Consent and Contract for Care
It is my choice to receive massage therapy or yoga, and I give my consent to receive treatment. I have completed this form to the best of my knowledge and will inform the massage therapist or yoga instructor or any changes in my physical health.
I understand that massage therapist and yoga instructors can not diagnose illness, disease, or any other medical, mental, or emotional disorder. Nor do they prescribe medical treatment, pharmaceuticals, or perform spinal thrust manipulations. I realize that the treatment is being given for the well being of my body, mind and spirit. This includes stress reduction, relief from muscular tension, spasm or pain, also for increasing circulation or energy flow. I agree to communicate with my practitioner any time I feel like my wellbeing is compromised. I acknowledge that massage and yoga are not substitutes for medical examinations or diagnosis; I am responsible for consulting a qualified physician for any physical ailments that I have.
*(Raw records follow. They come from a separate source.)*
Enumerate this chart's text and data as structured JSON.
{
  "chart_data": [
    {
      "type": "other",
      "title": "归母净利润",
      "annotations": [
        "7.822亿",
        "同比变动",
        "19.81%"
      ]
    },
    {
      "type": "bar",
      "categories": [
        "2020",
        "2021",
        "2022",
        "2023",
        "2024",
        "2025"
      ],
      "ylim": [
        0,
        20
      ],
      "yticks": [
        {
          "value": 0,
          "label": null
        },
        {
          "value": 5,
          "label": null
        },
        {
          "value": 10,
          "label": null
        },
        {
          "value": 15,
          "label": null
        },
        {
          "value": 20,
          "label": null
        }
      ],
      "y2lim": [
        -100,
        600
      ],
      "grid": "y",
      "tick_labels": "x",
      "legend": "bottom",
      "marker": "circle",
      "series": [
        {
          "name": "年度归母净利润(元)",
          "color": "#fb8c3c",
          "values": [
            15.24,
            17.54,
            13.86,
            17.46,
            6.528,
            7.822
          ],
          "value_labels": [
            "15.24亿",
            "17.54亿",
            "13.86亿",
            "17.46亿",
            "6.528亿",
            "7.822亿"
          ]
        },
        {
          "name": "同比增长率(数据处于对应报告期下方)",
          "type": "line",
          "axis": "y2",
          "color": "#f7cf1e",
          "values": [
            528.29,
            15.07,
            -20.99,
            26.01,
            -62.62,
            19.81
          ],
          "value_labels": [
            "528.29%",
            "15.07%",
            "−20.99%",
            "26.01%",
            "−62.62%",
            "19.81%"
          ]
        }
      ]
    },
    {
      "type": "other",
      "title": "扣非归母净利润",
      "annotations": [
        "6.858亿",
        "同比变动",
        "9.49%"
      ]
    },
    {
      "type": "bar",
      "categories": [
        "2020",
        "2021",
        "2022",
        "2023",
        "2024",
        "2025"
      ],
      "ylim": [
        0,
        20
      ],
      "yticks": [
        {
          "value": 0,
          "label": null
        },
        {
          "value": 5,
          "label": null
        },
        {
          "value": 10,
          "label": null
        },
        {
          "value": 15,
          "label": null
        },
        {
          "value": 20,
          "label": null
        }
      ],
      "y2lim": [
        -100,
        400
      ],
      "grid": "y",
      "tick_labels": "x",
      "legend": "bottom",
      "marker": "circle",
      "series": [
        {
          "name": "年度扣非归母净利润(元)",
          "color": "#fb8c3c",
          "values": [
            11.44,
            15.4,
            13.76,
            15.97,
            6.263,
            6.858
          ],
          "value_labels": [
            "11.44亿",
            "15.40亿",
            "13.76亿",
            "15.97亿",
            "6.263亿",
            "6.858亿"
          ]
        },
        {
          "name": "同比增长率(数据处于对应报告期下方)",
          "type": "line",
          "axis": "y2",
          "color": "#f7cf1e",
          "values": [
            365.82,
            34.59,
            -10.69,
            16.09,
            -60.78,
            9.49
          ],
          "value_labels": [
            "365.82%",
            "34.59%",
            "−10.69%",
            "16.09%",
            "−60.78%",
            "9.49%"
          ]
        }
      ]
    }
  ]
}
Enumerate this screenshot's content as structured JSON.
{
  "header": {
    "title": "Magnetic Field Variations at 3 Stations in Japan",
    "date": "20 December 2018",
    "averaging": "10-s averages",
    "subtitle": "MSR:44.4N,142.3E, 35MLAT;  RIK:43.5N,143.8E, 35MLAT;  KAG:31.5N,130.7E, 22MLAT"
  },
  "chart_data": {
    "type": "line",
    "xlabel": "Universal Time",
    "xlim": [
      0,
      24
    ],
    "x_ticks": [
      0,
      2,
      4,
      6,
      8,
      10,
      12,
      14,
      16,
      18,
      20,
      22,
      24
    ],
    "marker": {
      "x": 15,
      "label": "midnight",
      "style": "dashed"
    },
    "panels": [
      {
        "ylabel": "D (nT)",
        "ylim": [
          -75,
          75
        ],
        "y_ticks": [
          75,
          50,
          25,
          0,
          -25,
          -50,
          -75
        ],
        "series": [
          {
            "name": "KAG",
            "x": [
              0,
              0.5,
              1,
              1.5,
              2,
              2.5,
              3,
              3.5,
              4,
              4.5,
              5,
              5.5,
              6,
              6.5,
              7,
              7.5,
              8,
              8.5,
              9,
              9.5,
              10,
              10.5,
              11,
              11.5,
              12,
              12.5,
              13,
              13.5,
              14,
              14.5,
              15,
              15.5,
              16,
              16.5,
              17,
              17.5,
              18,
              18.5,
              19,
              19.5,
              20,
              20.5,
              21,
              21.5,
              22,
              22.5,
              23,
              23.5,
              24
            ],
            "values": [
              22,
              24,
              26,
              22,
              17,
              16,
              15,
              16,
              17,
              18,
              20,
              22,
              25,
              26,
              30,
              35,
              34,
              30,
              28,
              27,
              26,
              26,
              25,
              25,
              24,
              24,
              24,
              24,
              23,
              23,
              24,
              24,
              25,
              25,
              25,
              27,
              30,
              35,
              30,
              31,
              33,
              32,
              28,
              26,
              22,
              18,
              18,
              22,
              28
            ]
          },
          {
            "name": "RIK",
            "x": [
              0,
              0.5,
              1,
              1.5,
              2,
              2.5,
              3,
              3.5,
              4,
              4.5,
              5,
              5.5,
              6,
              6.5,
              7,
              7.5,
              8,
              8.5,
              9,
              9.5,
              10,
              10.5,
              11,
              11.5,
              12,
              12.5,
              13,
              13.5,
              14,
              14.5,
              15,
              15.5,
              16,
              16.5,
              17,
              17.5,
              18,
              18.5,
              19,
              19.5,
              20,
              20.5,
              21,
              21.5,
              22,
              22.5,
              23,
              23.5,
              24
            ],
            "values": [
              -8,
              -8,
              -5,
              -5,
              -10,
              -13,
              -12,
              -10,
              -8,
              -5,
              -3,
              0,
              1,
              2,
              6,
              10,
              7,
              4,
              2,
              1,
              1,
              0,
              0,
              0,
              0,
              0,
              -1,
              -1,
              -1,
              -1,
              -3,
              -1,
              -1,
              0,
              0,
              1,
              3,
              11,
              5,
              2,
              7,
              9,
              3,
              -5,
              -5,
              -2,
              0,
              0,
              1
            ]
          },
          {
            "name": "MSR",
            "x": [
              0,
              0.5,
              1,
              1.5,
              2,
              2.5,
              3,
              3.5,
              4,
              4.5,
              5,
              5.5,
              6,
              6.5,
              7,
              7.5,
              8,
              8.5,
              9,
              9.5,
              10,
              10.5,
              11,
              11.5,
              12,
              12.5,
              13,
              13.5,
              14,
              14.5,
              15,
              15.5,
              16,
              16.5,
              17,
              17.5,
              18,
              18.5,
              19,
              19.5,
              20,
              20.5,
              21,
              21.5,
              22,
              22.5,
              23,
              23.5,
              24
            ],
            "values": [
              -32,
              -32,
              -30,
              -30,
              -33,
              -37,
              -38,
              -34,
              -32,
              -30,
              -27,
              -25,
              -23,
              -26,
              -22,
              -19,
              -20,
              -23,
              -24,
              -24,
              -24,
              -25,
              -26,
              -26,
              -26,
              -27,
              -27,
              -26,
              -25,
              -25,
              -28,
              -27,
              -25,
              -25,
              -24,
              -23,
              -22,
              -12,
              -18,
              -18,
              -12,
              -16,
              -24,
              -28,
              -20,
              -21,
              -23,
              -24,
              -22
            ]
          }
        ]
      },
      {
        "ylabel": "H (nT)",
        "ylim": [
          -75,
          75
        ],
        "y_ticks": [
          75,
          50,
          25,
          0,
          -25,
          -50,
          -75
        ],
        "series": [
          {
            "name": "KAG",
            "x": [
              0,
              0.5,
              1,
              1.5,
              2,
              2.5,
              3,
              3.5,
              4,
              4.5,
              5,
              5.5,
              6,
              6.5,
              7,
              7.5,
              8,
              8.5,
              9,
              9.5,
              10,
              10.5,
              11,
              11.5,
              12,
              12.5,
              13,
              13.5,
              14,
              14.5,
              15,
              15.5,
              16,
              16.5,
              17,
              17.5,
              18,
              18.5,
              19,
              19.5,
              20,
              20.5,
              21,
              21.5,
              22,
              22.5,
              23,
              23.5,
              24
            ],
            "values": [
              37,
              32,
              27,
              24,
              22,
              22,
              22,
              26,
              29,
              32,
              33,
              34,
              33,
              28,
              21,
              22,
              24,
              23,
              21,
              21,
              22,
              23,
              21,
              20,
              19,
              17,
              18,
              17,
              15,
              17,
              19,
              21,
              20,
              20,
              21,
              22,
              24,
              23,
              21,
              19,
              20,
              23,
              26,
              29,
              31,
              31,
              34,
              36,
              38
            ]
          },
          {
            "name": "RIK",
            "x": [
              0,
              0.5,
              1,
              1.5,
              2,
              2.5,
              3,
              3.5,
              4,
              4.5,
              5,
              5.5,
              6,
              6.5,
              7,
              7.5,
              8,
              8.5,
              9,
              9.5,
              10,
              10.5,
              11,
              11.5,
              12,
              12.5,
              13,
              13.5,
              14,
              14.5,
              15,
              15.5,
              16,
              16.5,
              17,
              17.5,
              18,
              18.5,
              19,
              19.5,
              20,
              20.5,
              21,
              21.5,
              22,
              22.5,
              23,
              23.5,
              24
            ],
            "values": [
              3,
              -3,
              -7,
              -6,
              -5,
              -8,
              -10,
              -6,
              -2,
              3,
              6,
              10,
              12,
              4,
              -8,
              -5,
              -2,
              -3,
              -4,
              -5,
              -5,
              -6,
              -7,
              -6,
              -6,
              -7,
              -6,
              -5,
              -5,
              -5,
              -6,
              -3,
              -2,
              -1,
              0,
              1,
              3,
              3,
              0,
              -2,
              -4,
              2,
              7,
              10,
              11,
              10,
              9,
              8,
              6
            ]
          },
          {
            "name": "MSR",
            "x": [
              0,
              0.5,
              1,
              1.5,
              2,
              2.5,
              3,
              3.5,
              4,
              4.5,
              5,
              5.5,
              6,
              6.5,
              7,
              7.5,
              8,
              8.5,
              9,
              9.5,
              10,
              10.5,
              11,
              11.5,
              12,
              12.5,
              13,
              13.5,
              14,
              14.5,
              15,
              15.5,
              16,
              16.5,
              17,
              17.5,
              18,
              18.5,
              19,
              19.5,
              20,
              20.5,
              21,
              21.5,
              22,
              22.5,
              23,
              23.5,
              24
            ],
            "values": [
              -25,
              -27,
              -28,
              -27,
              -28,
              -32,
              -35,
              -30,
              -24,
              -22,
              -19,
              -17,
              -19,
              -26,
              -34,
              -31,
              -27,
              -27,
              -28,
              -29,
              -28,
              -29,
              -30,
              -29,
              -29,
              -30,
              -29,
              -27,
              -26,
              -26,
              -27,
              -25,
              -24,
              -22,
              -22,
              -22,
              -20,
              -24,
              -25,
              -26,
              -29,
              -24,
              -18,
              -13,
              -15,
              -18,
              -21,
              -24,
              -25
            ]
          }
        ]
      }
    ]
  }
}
I understand that massage therapy and yoga is a therapeutic health aide and is non-sexual.
I understand that, because massage therapy work involves maintained touch and close physical proximity over an extended period of time, there may be an elevated risk of disease transmission, including COVID-19. By agreeing to this statement, I acknowledge that I am aware of the risks involved from receiving treatment at this time, I voluntarily agree to assume those risks, and I release and hold harmless the practitioner/business from any claims related thereto. I give my consent to receive treatment from this practitioner.